Coordinating body of Ladino language

The Akademia Nasionala del Ladino (ANL) (English: National Academy of Judeo-Spanish, Spanish: Academia Nacional del Judeoespañol, Hebrew: האקדמיה הלאומית הישראלית ללאדינו) is an academic body in Israel affiliated with the Association of Academies of the Spanish Language in Spain that promotes the preservation, study, and use of the Ladino language, also known as Judeo-Spanish. It collaborates with the Autoridad Nasionala del Ladino, also based in Israel, established by the Israeli government in the 1990s.

The creation of the academy was generally seen as a landmark in the Ladino-speaking community, as it marked the point that the Royal Spanish Academy (RAE) recognized Ladino as a language that was equal to other Spanish dialects.

==History==
By the 2010s, there were academic, governmental, and cultural initiatives to preserve the dying Ladino language.

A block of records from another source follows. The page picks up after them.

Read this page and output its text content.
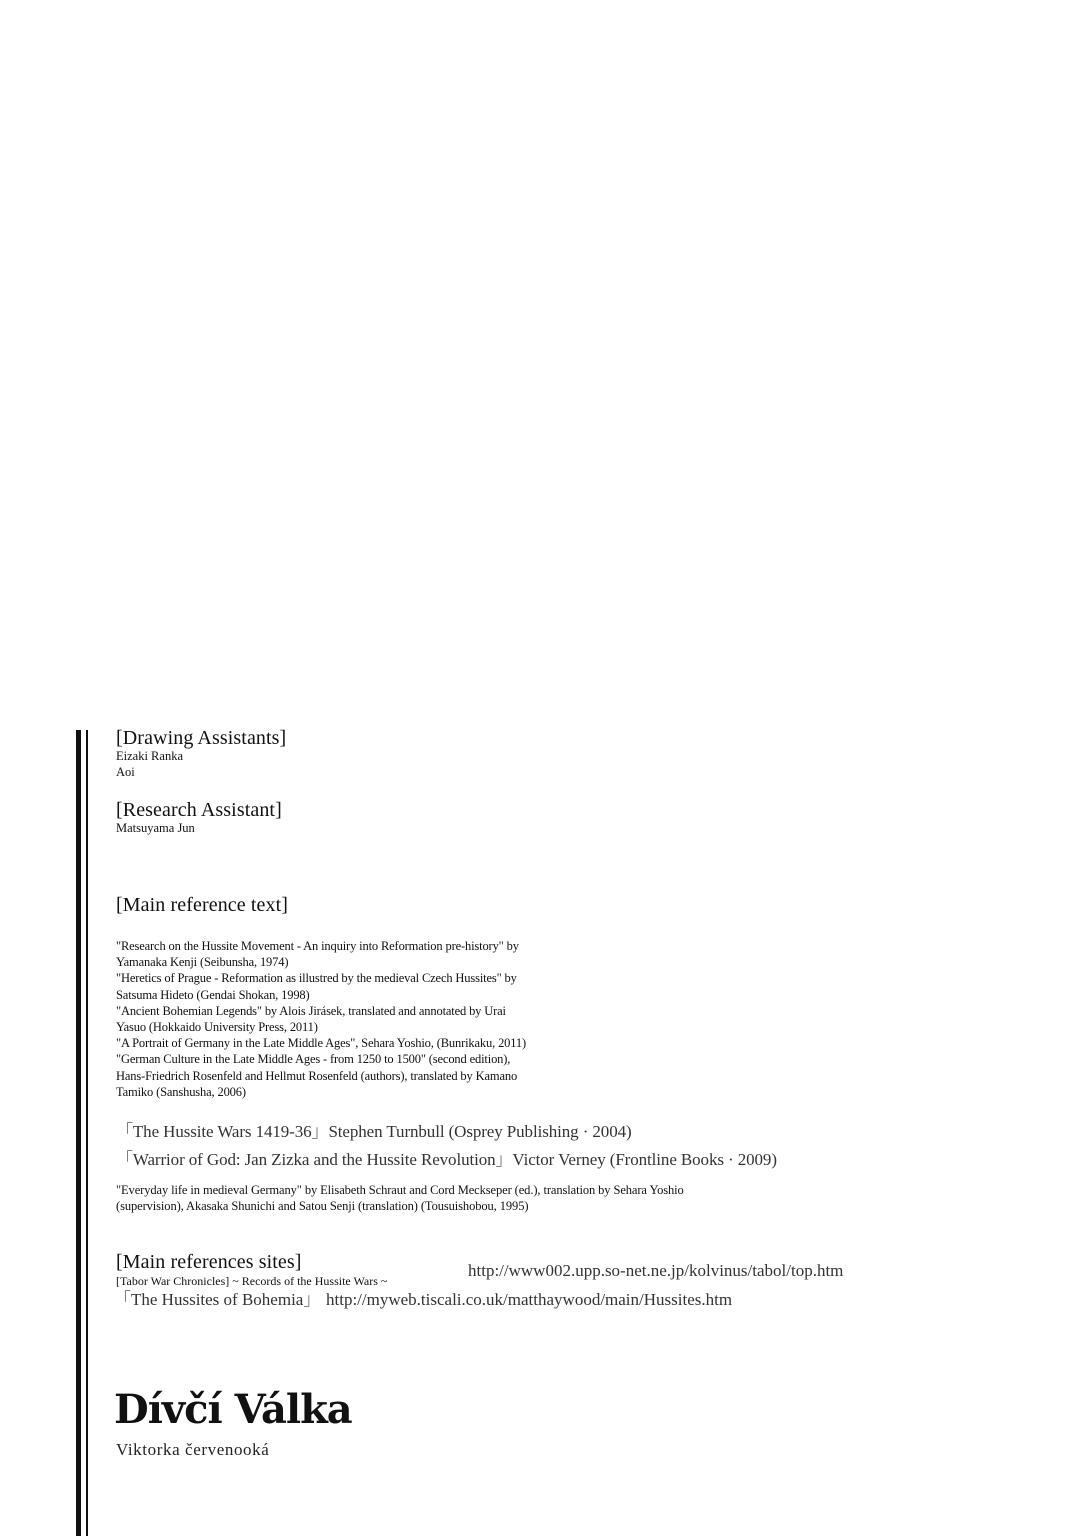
[Drawing Assistants]
Eizaki Ranka
Aoi
[Research Assistant]
Matsuyama Jun
[Main reference text]
"Research on the Hussite Movement - An inquiry into Reformation pre-history" by
Yamanaka Kenji (Seibunsha, 1974)
"Heretics of Prague - Reformation as illustred by the medieval Czech Hussites" by
Satsuma Hideto (Gendai Shokan, 1998)
"Ancient Bohemian Legends" by Alois Jirásek, translated and annotated by Urai
Yasuo (Hokkaido University Press, 2011)
"A Portrait of Germany in the Late Middle Ages", Sehara Yoshio, (Bunrikaku, 2011)
"German Culture in the Late Middle Ages - from 1250 to 1500" (second edition),
Hans-Friedrich Rosenfeld and Hellmut Rosenfeld (authors), translated by Kamano
Tamiko (Sanshusha, 2006)
「The Hussite Wars 1419-36」Stephen Turnbull (Osprey Publishing · 2004)
「Warrior of God: Jan Zizka and the Hussite Revolution」Victor Verney (Frontline Books · 2009)
"Everyday life in medieval Germany" by Elisabeth Schraut and Cord Meckseper (ed.), translation by Sehara Yoshio
(supervision), Akasaka Shunichi and Satou Senji (translation) (Tousuishobou, 1995)
[Main references sites]
[Tabor War Chronicles] ~ Records of the Hussite Wars ~
http://www002.upp.so-net.ne.jp/kolvinus/tabol/top.htm
「The Hussites of Bohemia」 http://myweb.tiscali.co.uk/matthaywood/main/Hussites.htm
Dívčí Válka
Viktorka červenooká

Ethnologue estimated that there was over 130,000 Ladino speakers in the world, most of whom living in Israel. Other sources estimated that there were between 60,000 and 400,000 speakers. However, many native speakers were elderly and did not pass on the language to their children.

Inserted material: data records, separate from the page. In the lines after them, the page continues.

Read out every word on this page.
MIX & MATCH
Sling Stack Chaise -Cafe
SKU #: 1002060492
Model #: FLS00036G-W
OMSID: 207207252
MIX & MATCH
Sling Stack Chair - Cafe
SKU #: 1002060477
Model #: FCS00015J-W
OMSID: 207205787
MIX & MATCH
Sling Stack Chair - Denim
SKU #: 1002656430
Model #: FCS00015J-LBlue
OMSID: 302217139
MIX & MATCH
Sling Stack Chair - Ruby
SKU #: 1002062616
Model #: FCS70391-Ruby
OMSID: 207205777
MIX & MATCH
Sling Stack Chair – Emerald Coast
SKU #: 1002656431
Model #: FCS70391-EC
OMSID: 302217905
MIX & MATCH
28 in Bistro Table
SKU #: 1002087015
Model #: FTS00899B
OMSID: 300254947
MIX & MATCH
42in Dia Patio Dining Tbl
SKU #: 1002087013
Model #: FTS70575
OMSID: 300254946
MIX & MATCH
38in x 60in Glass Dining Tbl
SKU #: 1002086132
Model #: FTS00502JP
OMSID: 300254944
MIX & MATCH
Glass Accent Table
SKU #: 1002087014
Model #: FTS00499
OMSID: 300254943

In 2015, the plenary council of the Royal Spanish Academy (RAE), Spain's official Spanish language regulator, elected eight academic specialists in Ladino. The move was interpreted as indication of a growing appreciation in Spain for the cultural heritage of Sephardic Jews in Spain, including the importance of Ladino.

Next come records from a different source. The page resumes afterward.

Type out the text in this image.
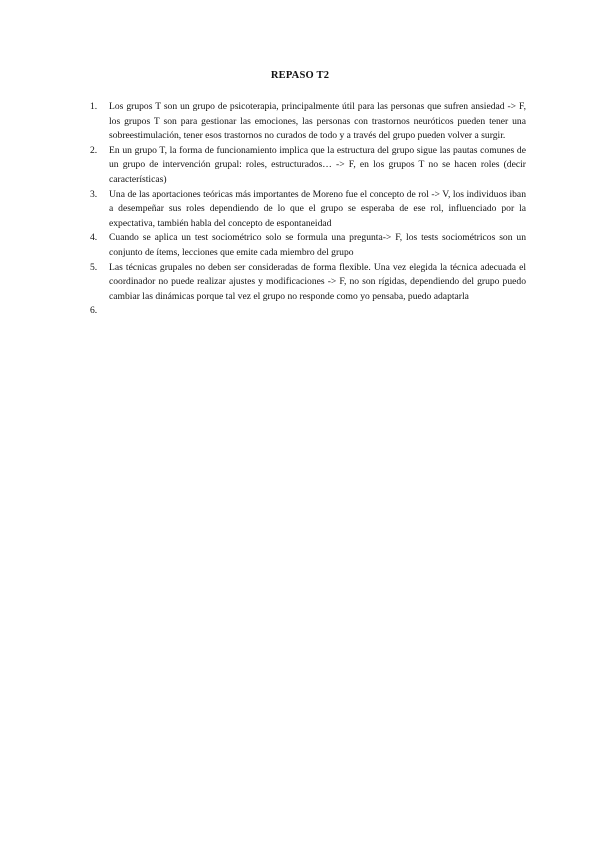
REPASO T2
1.	Los grupos T son un grupo de psicoterapia, principalmente útil para las personas que sufren ansiedad -> F, los grupos T son para gestionar las emociones, las personas con trastornos neuróticos pueden tener una sobreestimulación, tener esos trastornos no curados de todo y a través del grupo pueden volver a surgir.
2.	En un grupo T, la forma de funcionamiento implica que la estructura del grupo sigue las pautas comunes de un grupo de intervención grupal: roles, estructurados… -> F, en los grupos T no se hacen roles (decir características)
3.	Una de las aportaciones teóricas más importantes de Moreno fue el concepto de rol -> V, los individuos iban a desempeñar sus roles dependiendo de lo que el grupo se esperaba de ese rol, influenciado por la expectativa, también habla del concepto de espontaneidad
4.	Cuando se aplica un test sociométrico solo se formula una pregunta-> F, los tests sociométricos son un conjunto de ítems, lecciones que emite cada miembro del grupo
5.	Las técnicas grupales no deben ser consideradas de forma flexible. Una vez elegida la técnica adecuada el coordinador no puede realizar ajustes y modificaciones -> F, no son rígidas, dependiendo del grupo puedo cambiar las dinámicas porque tal vez el grupo no responde como yo pensaba, puedo adaptarla
6.
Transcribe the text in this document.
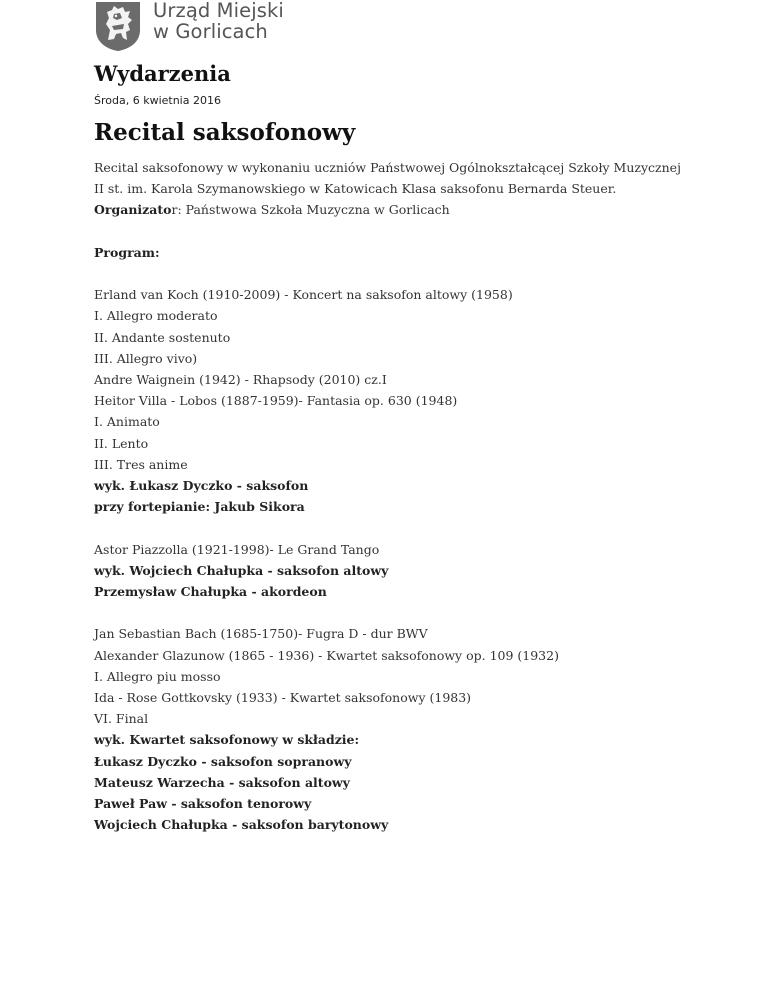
Urząd Miejski
w Gorlicach
Wydarzenia
Środa, 6 kwietnia 2016
Recital saksofonowy
Recital saksofonowy w wykonaniu uczniów Państwowej Ogólnokształcącej Szkoły Muzycznej
II st. im. Karola Szymanowskiego w Katowicach Klasa saksofonu Bernarda Steuer.
Organizator: Państwowa Szkoła Muzyczna w Gorlicach
Program:
Erland van Koch (1910-2009) - Koncert na saksofon altowy (1958)
I. Allegro moderato
II. Andante sostenuto
III. Allegro vivo)
Andre Waignein (1942) - Rhapsody (2010) cz.I
Heitor Villa - Lobos (1887-1959)- Fantasia op. 630 (1948)
I. Animato
II. Lento
III. Tres anime
wyk. Łukasz Dyczko - saksofon
przy fortepianie: Jakub Sikora
Astor Piazzolla (1921-1998)- Le Grand Tango
wyk. Wojciech Chałupka - saksofon altowy
Przemysław Chałupka - akordeon
Jan Sebastian Bach (1685-1750)- Fugra D - dur BWV
Alexander Glazunow (1865 - 1936) - Kwartet saksofonowy op. 109 (1932)
I. Allegro piu mosso
Ida - Rose Gottkovsky (1933) - Kwartet saksofonowy (1983)
VI. Final
wyk. Kwartet saksofonowy w składzie:
Łukasz Dyczko - saksofon sopranowy
Mateusz Warzecha - saksofon altowy
Paweł Paw - saksofon tenorowy
Wojciech Chałupka - saksofon barytonowy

In 2017, the RAE announced plans to create a Ladino academy in Israel alongside the 23 existing academies in Spanish-speaking countries that form the Association of Spanish Language Academies. The organization's stated purpose would be to preserve Ladino and protect its linguistic and cultural heritage. The academy would require recognition and funding from the Israeli government.

On February 20, 2018, the constitution of the Akademia Nasionala del Ladino (ANL) was written. and unanimously agreed upon on October 3, 2019.

On December 9, 2020, ANL held its public event in Jerusalem. The event was attended by the Foreign Minister of Spain Arancha González Laya and included a message from Israeli President Reuven Rivlin.

==Significance==
The academy's establishment was seen as another move by the Spanish government to make up for the expulsion of the Jews from Spain in 1492, following the offer of Spanish citizenship to Sephardim descended from Jews expelled from Spain.